18, nonostante Landini ed Airaudo non la vogliano riconoscere, produce 
anche autoritarismo, proprio perché non si vuole affrontare una 
condizione così complicata e difficile. Ma se non la si affronta, non si
 riesce neanche a cambiare la linea perché evidentemente qualcosa non ha
 funzionato, se coloro che vogliamo rappresentare oggi sono più deboli e
 meno tutelati di prima. La contraddizione è esplosiva nel rapporto con i
 lavoratori e si pretende di avere un sindacato che come un solo uomo, 
una sola voce, per coprire questa contraddizione. Il sindacato oggi non 
ha più una linea in grado di affermare una risposta adeguata ai bisogni.

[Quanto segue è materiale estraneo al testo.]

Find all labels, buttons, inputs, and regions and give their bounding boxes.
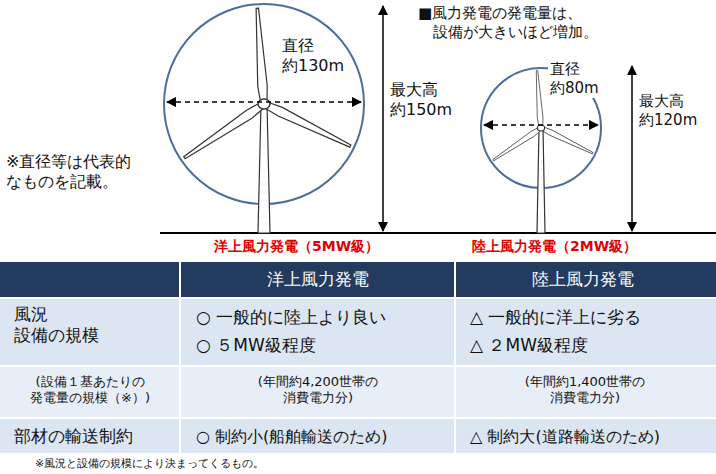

 Dall’Alcoa a Fiat ad altre aziende non c’è più una linea sindacale che 
riesca a dire davvero con forza che siamo contrari al Fiscal Compact, 
che siamo contro le politiche del governo Monti, che l’ Europa e l’euro 
così come sono ammazzano il lavoro e non potranno mai cambiare perché 
porteranno ad un peggioramento costante della condizione dei lavoratori.
 Dovremmo dire che c’è bisogno di un intervento pubblico, anche 
all’Ilva, dovremmo chiederne la nazionalizzazione, dovremmo chiedere che
 ai Riva venga fatto pagare il costo del risanamento. Ci vuole quindi un
 sindacato di rottura, un sindacato sovversivo rispetto a tutto quello 
che succede. O fai così, o sei la Cisl.
Servirebbero nuove parole d’ordine, anche di nazionalizzazione quindi.
Assolutamente.
 Guardiamo ad Alcoa: era un’azienda con partecipazione statale prima 
delle grandi privatizzazioni italiane che hanno portato alla distruzione
 del patrimonio industriale. L’intervento pubblico è indispensabile, 
perché solo lo stato può davvero farsi carico di iniziative di 
risanamento ambientale , facendo pagare ai Riva i danni. In altri paesi 
esiste ancora la partecipazione pubblica. Alcoa rischia di chiudere 
perché non ha alcun interesse a che quello stabilimento vada avanti. Ma 
non chiude a livello globale, chiude in Italia, e quindi c’è bisogno di 
un sindacato che lanci parole d’ordine che siano in grado di mettere in 
campo la prospettiva di un intervento pubblico.